No dia seguinte (11) ao protocolo do PCA houve despacho inicial do conselheiro sorteado Luciano Frota, mandando intimar o TJRS para prestar, em cinco dias, as informações necessárias à cognição do pleito, devendo esclarecer (acostando aos autos os documentos pertinentes:

a) Se o tribunal instituiu o Comitê Gestor Local de Atenção Integral à Saúde, garantindo a participação das entidades representativas de magistrados e servidores, a teor do que prescreve o parágrafo único do art. 8º da Resolução CNJ nº. 207;

b) Se foi autuado procedimento específico e/ou criada comissão para realização dos estudos relativos à regulamentação da assistência à saúde suplementar dos magistrados e servidores do TJRS.

O conselheiro relator determinou à Secretaria Processual as providências, “com a urgência que o caso requer”. Luciano Frota é magistrado de carreira, titular da 3ª Vara do Trabalho de Brasília. Tomou posse em fevereiro de 2018, como um dos representantes do TST. (PCA nº 0007866-25.2019.2.00.0000).

 

 Tensão aqui

O presidente do STF, Dias Toffoli, incluiu na pauta da próxima quinta-feira (17), do Plenário, o julgamento das ações declaratórias de constitucionalidade sobre a execução provisória da pena. Serão analisadas as ADCs nºs 43, 44 e 54, respectivamente do Partido Nacional Ecológico (PEN), do Conselho Federal da OAB e do PCdoB.

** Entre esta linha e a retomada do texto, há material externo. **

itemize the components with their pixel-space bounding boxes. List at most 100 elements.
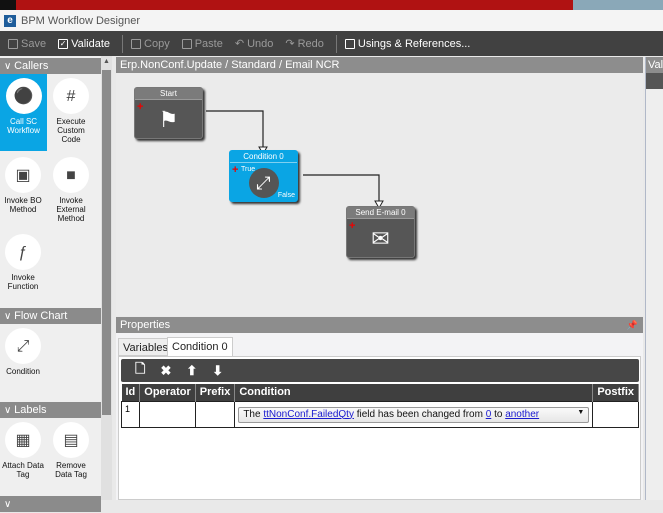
cell-prefix[interactable] xyxy=(194,400,236,428)
section-more[interactable] xyxy=(0,496,101,512)
save-label: Save xyxy=(21,37,47,50)
toolbar-separator xyxy=(122,34,124,53)
condition-text: to xyxy=(494,408,503,420)
main-toolbar: Save ✓ Validate Copy Paste ↶ Undo ↷ Redo Us… xyxy=(0,31,663,56)
envelope-icon: ✉ xyxy=(371,226,390,251)
breadcrumb: Erp.NonConf.Update / Standard / Email NC… xyxy=(116,57,643,73)
tool-palette: Callers ⚫ Call SC Workflow # Execute Custo… xyxy=(0,56,101,512)
chevron-down-icon[interactable]: ▼ xyxy=(577,409,584,416)
tool-label: Invoke BO Method xyxy=(4,196,42,214)
delete-icon[interactable]: ✖ xyxy=(160,363,171,379)
tool-label: Invoke External Method xyxy=(56,196,86,223)
node-send-email[interactable]: Send E-mail 0 + ✉ xyxy=(346,206,415,258)
tool-remove-data-tag[interactable]: ▤ Remove Data Tag xyxy=(49,422,93,479)
tool-condition[interactable]: ⤢ Condition xyxy=(1,328,45,376)
cell-condition: The ttNonConf.FailedQty field has been c… xyxy=(234,400,594,428)
new-row-icon[interactable]: 🗋 xyxy=(135,360,145,382)
table-row[interactable]: 1 The ttNonConf.FailedQty field has been… xyxy=(120,400,639,428)
section-labels[interactable]: Labels xyxy=(0,402,101,418)
condition-tab-panel: 🗋 ✖ ⬆ ⬇ Id Operator Prefix Condition Pos… xyxy=(118,356,641,500)
external-method-icon: ■ xyxy=(53,157,89,193)
col-operator: Operator xyxy=(139,384,196,401)
save-icon xyxy=(8,38,18,49)
from-value-link[interactable]: 0 xyxy=(486,409,492,420)
node-title: Condition 0 xyxy=(230,151,297,163)
connector-condition-email xyxy=(303,174,380,207)
checkbox-icon: ✓ xyxy=(58,38,69,49)
undo-button[interactable]: ↶ Undo xyxy=(234,37,274,51)
scroll-thumb[interactable] xyxy=(102,70,111,415)
tool-attach-data-tag[interactable]: ▦ Attach Data Tag xyxy=(1,422,45,479)
col-postfix: Postfix xyxy=(592,384,639,401)
toolbar-separator xyxy=(335,34,337,53)
redo-label: Redo xyxy=(297,37,324,50)
condition-dropdown[interactable]: The ttNonConf.FailedQty field has been c… xyxy=(238,406,590,423)
condition-text: field has been changed from xyxy=(356,408,483,420)
remove-tag-icon: ▤ xyxy=(53,422,89,458)
redo-icon: ↷ xyxy=(285,38,295,50)
tab-condition-0[interactable]: Condition 0 xyxy=(167,337,233,357)
workflow-canvas[interactable]: Start + ⚑ Condition 0 + True ⤢ False Sen… xyxy=(116,73,643,316)
move-up-icon[interactable]: ⬆ xyxy=(186,363,197,379)
tool-label: Execute Custom Code xyxy=(56,117,86,144)
copy-icon xyxy=(131,38,142,49)
move-down-icon[interactable]: ⬇ xyxy=(212,363,223,379)
function-icon: ƒ xyxy=(5,234,41,270)
tool-label: Condition xyxy=(6,367,40,376)
save-button[interactable]: Save xyxy=(8,38,46,50)
connector-start-condition xyxy=(206,110,264,153)
cell-id: 1 xyxy=(120,400,141,428)
node-start[interactable]: Start + ⚑ xyxy=(134,87,203,139)
right-panel-title: Val xyxy=(646,57,663,73)
scroll-up-icon[interactable]: ▲ xyxy=(102,58,111,68)
tool-invoke-external-method[interactable]: ■ Invoke External Method xyxy=(49,157,93,223)
validate-label: Validate xyxy=(71,37,111,50)
copy-button[interactable]: Copy xyxy=(131,38,170,50)
conditions-table: Id Operator Prefix Condition Postfix 1 T… xyxy=(120,384,639,428)
paste-label: Paste xyxy=(194,37,223,50)
section-flow-chart[interactable]: Flow Chart xyxy=(0,308,101,324)
hash-document-icon: # xyxy=(53,78,89,114)
tool-invoke-bo-method[interactable]: ▣ Invoke BO Method xyxy=(1,157,45,214)
col-id: Id xyxy=(121,384,141,401)
col-condition: Condition xyxy=(234,384,594,401)
tool-label: Invoke Function xyxy=(7,273,39,291)
workflow-icon: ⚫ xyxy=(5,78,42,114)
section-callers[interactable]: Callers xyxy=(0,58,101,74)
palette-scrollbar[interactable]: ▲ xyxy=(101,56,112,500)
cell-operator[interactable] xyxy=(139,400,196,428)
tool-label: Remove Data Tag xyxy=(55,461,87,479)
condition-text: The xyxy=(243,408,261,420)
background-banner xyxy=(0,0,663,10)
field-link[interactable]: ttNonConf.FailedQty xyxy=(263,409,354,420)
tool-execute-custom-code[interactable]: # Execute Custom Code xyxy=(49,78,93,144)
tool-label: Call SC Workflow xyxy=(7,117,40,135)
tool-call-sc-workflow[interactable]: ⚫ Call SC Workflow xyxy=(0,74,47,151)
references-icon xyxy=(344,38,355,49)
undo-icon: ↶ xyxy=(234,38,245,50)
attach-tag-icon: ▦ xyxy=(5,422,41,458)
tab-variables[interactable]: Variables xyxy=(118,338,174,356)
tool-label: Attach Data Tag xyxy=(2,461,44,479)
usings-references-button[interactable]: Usings & References... xyxy=(344,38,470,50)
properties-title: Properties xyxy=(120,319,171,331)
node-title: Start xyxy=(135,88,202,100)
node-title: Send E-mail 0 xyxy=(347,207,414,219)
node-condition[interactable]: Condition 0 + True ⤢ False xyxy=(229,150,298,202)
properties-panel: Variables Condition 0 🗋 ✖ ⬆ ⬇ Id Operato… xyxy=(116,333,643,500)
pin-icon[interactable]: 📌 xyxy=(627,317,638,333)
false-label: False xyxy=(277,192,295,199)
right-panel: Val xyxy=(645,57,663,500)
condition-icon: ⤢ xyxy=(5,328,41,364)
redo-button[interactable]: ↷ Redo xyxy=(285,37,324,51)
grid-toolbar: 🗋 ✖ ⬆ ⬇ xyxy=(121,359,639,382)
paste-icon xyxy=(181,38,192,49)
to-value-link[interactable]: another xyxy=(505,409,539,420)
tool-invoke-function[interactable]: ƒ Invoke Function xyxy=(1,234,45,291)
paste-button[interactable]: Paste xyxy=(181,37,223,50)
right-panel-toolbar xyxy=(646,73,663,89)
validate-button[interactable]: ✓ Validate xyxy=(58,38,110,50)
app-logo-icon: e xyxy=(4,14,16,27)
cell-postfix[interactable] xyxy=(592,400,639,428)
title-bar: e BPM Workflow Designer xyxy=(0,10,663,31)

A discussão é em torno da constitucionalidade do artigo 283 do CPP: “Ninguém poderá ser preso senão em flagrante delito ou por ordem escrita e fundamentada da autoridade judiciária competente, em decorrência de sentença condenatória transitada em julgado ou, no curso da investigação ou do processo, em virtude de prisão temporária ou prisão preventiva”.

Em dezembro, na condição de presidente do Supremo, Dias Toffoli derrubou a decisão do ministro Marco Aurélio que revia a execução antecipada e mandava soltar todos os presos nessa situação. Na ocasião, conforme Toffoli, “o Plenário é que deverá avaliar o pedido de revogação da execução antecipada”.

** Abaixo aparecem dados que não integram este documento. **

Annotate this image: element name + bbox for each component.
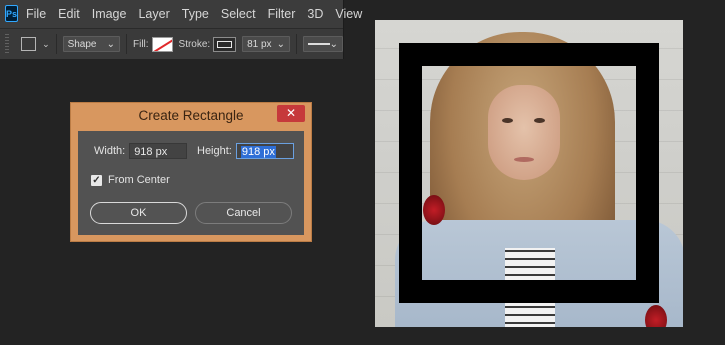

Em 2016, o Supremo afirmou que o Judiciário pode mandar prender réus antes mesmo de esperar o trânsito em julgado da condenação. O Plenário da Corte definiu que um condenado já pode ser preso depois de decisão de segunda instância. O placar terminou em 7 x 4 votos no âmbito das ADCs nºs 43 e 44. Mas a decisão que abarcou essas duas ações declaratórias de constitucionalidade é apenas cautelar. O mérito ainda não foi julgado.

 

 Calma aqui

A tensão deve envolver o julgamento das ADCs acima relatadas.

Mas, em paralelo, o julgamento sobre a modulação da tese referente à ordem de apresentação de alegações finais de réus delatores e delatados - considerada ameaça a condenações da Lava-Jato — não tem data para voltar à pauta da Corte.

Por enquanto, ninguém mais será favorecido com os dois precedentes que sacramentaram que o delatado deve apresentar suas razões finais depois do prazo concedido ao delator.